An Al Barsha after-work pub on the Jumeirah side, with weekly quiz nights and an unhurried expat regular base.
Barsha runs on the Al Barsha side of Jumeirah, a short cab ride from Mall of the Emirates Metro. The format is straightforward: a pub-register room with a long bar, draught beer, a competent kitchen menu and a weekly quiz night that pulls the same regulars in cycle after cycle. Time Out Dubai has covered Barsha in its expat pub round-ups for years.

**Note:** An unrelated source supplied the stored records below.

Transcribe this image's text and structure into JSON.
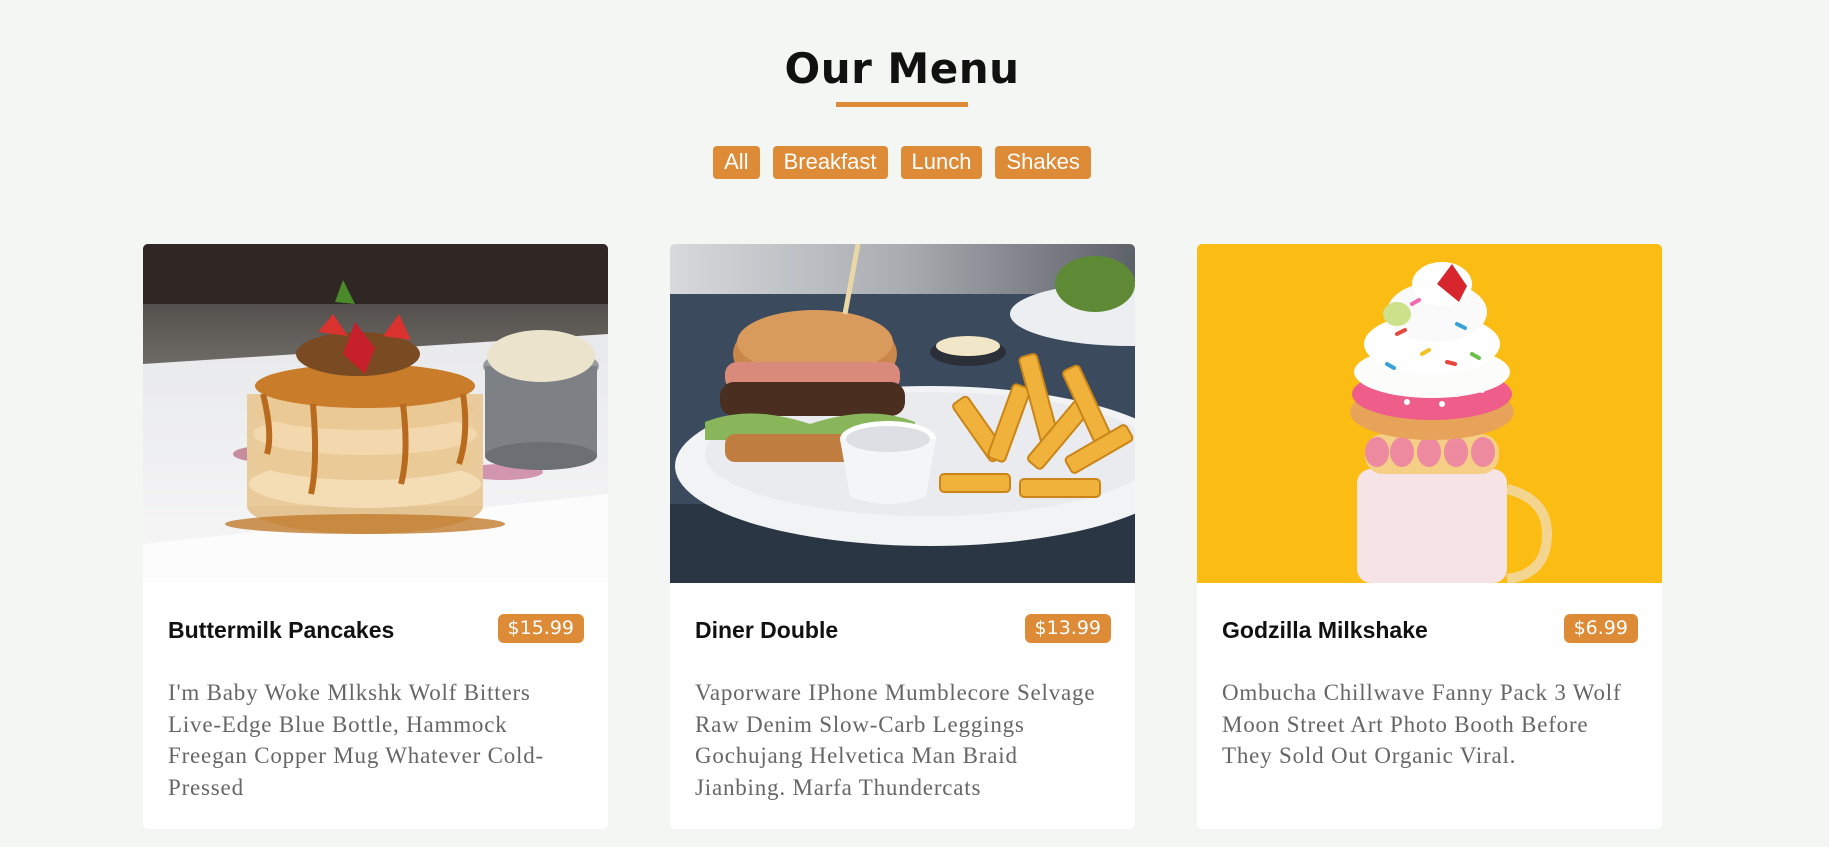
{
  "header": {
    "title": "Our Menu"
  },
  "filters": [
    {
      "label": "All"
    },
    {
      "label": "Breakfast"
    },
    {
      "label": "Lunch"
    },
    {
      "label": "Shakes"
    }
  ],
  "items": [
    {
      "name": "Buttermilk Pancakes",
      "price": "$15.99",
      "description": "I'm Baby Woke Mlkshk Wolf Bitters Live-Edge Blue Bottle, Hammock Freegan Copper Mug Whatever Cold-Pressed",
      "image": "pancake-stack-photo"
    },
    {
      "name": "Diner Double",
      "price": "$13.99",
      "description": "Vaporware IPhone Mumblecore Selvage Raw Denim Slow-Carb Leggings Gochujang Helvetica Man Braid Jianbing. Marfa Thundercats",
      "image": "burger-and-fries-photo"
    },
    {
      "name": "Godzilla Milkshake",
      "price": "$6.99",
      "description": "Ombucha Chillwave Fanny Pack 3 Wolf Moon Street Art Photo Booth Before They Sold Out Organic Viral.",
      "image": "milkshake-with-donut-photo"
    }
  ],
  "colors": {
    "accent": "#de8b37",
    "background": "#f4f6f3",
    "card": "#ffffff",
    "milkshake_backdrop": "#fbbd14"
  }
}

The right visitor wants an AED 45 draught after work, a competent kebab plate, and a Tuesday quiz night with a team of four. The wrong visitor wants a destination cocktail bar, a club register, or a Burj Khalifa view — this is a neighbourhood pub.

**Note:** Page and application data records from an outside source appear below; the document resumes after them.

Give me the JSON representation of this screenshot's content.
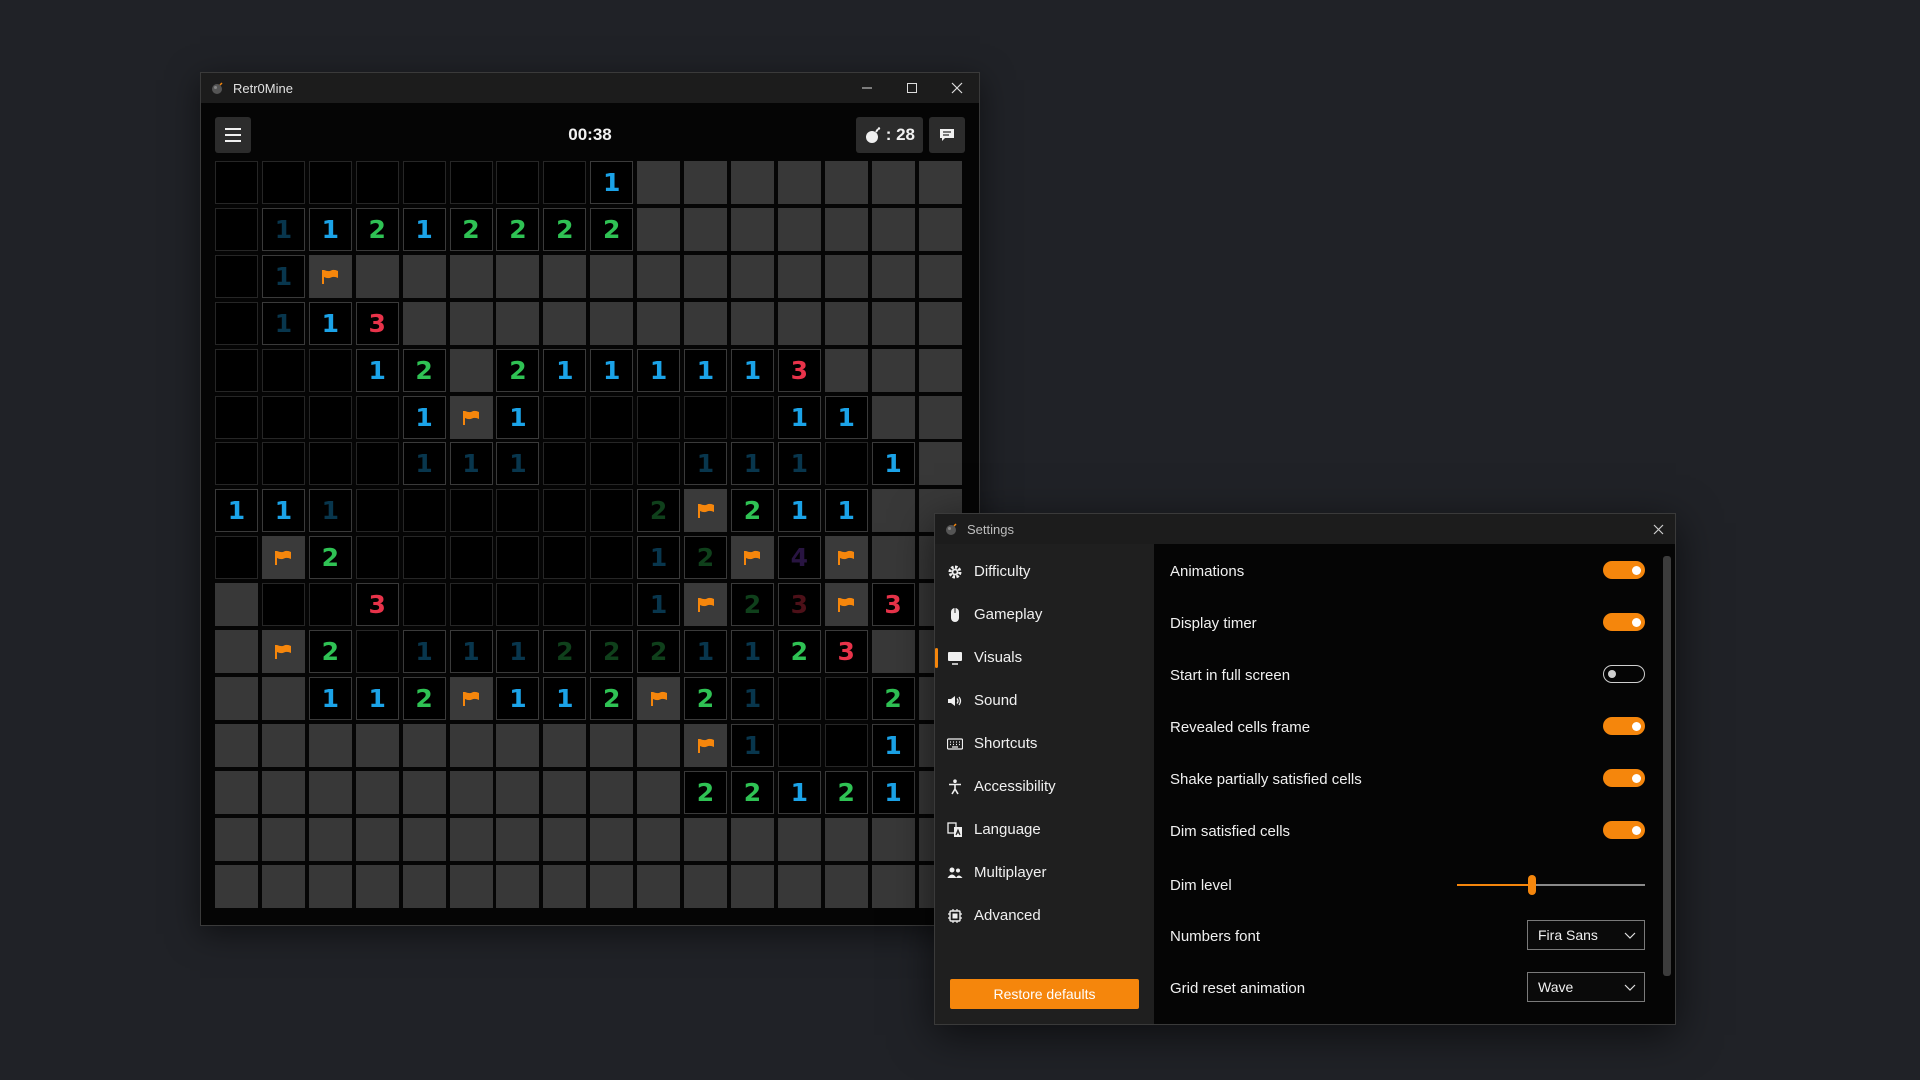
{
  "game_window": {
    "title": "Retr0Mine",
    "window_controls": {
      "minimize": "—",
      "maximize": "☐",
      "close": "✕"
    },
    "timer": "00:38",
    "mines_label": ": 28",
    "grid_rows": [
      "________1......",
      "_a1212222......",
      "_aF............",
      "_a13...........",
      "___12.2111113..",
      "____1F1_____11.",
      "____aaa___aaa_1.",
      "11a______b F211.",
      "_F2_______ab_F_dF..",
      "__3______aFbcF3.",
      "_F2_aaa_bbbaa23.",
      "__112F112F2a__2.",
      "..........Fa__1.",
      "...........22121.",
      "................",
      "................"
    ]
  },
  "board": {
    "rows": [
      "________1.......",
      "_a1212222.......",
      "_aF.............",
      "_a13............",
      "___12.2111113...",
      "____1F1_____11..",
      "____aaa___aaa_1.",
      "11a______bF211..",
      "_F2______abFdF..",
      ".__3_____aFbcF3.",
      ".F2_aaabbbaa23..",
      "..112F112F2a__2.",
      "..........Fa__1.",
      "..........22121.",
      "................",
      "................"
    ]
  },
  "settings_window": {
    "title": "Settings",
    "close": "✕",
    "nav": [
      {
        "label": "Difficulty",
        "icon": "gear-icon",
        "active": false
      },
      {
        "label": "Gameplay",
        "icon": "mouse-icon",
        "active": false
      },
      {
        "label": "Visuals",
        "icon": "monitor-icon",
        "active": true
      },
      {
        "label": "Sound",
        "icon": "speaker-icon",
        "active": false
      },
      {
        "label": "Shortcuts",
        "icon": "keyboard-icon",
        "active": false
      },
      {
        "label": "Accessibility",
        "icon": "accessibility-icon",
        "active": false
      },
      {
        "label": "Language",
        "icon": "translate-icon",
        "active": false
      },
      {
        "label": "Multiplayer",
        "icon": "people-icon",
        "active": false
      },
      {
        "label": "Advanced",
        "icon": "chip-icon",
        "active": false
      }
    ],
    "restore_defaults": "Restore defaults",
    "settings": {
      "animations": {
        "label": "Animations",
        "on": true
      },
      "display_timer": {
        "label": "Display timer",
        "on": true
      },
      "start_full_screen": {
        "label": "Start in full screen",
        "on": false
      },
      "revealed_cells_frame": {
        "label": "Revealed cells frame",
        "on": true
      },
      "shake_partially": {
        "label": "Shake partially satisfied cells",
        "on": true
      },
      "dim_satisfied": {
        "label": "Dim satisfied cells",
        "on": true
      },
      "dim_level": {
        "label": "Dim level",
        "value": 0.4
      },
      "numbers_font": {
        "label": "Numbers font",
        "value": "Fira Sans"
      },
      "grid_reset_animation": {
        "label": "Grid reset animation",
        "value": "Wave"
      }
    }
  },
  "colors": {
    "accent": "#f5860c",
    "number_1": "#1ba3e8",
    "number_2": "#2fc254",
    "number_3": "#e8334a",
    "number_4": "#7a3fc6"
  }
}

The room runs pub format: a long bar along one wall, screens tuned to the Premier League and the cricket, dart board in the back corner, a small outdoor terrace facing Al Barsha's low-rise residential street. Time Out Dubai has profiled Barsha as one of the city's last unselfconscious expat pubs — nothing about the room is performative. The terrace is the order in winter; the bar counter is the conversation seat in summer.
The drinks programme is straightforward: draught beer in the AED 35–45 band, a small pub cocktail list at AED 50–65, and a competent but limited wine selection. Carlsberg and Stella on tap are the most-ordered rounds; the espresso martini at AED 60 is the rare cocktail to land. The pub-style spirits selection covers blended Scotch and standard gins; ask the bar for what is in.
Skip the wine list — r/dubai pub threads consistently flag it as the weakest part of the menu. The food menu is the secondary strength: the burger and the chicken wings are the orders, both around AED 75. The kebab plate at AED 85 is the quiz-night order. The bar runs daily happy-hour deals; ask on entry.
Weeknights the room runs Al Barsha and Jumeirah neighbourhood residents on after-work programmes — mostly the same regulars in mid-week cycle. Quiz nights (Tue/Wed) fill the room with teams of four. Friday and Saturday afternoons run brunch-and-draught register, with cross-traffic from the JBR and Mall of the Emirates circuits. Music sits at conversation level; the screens carry the football matches without dominating.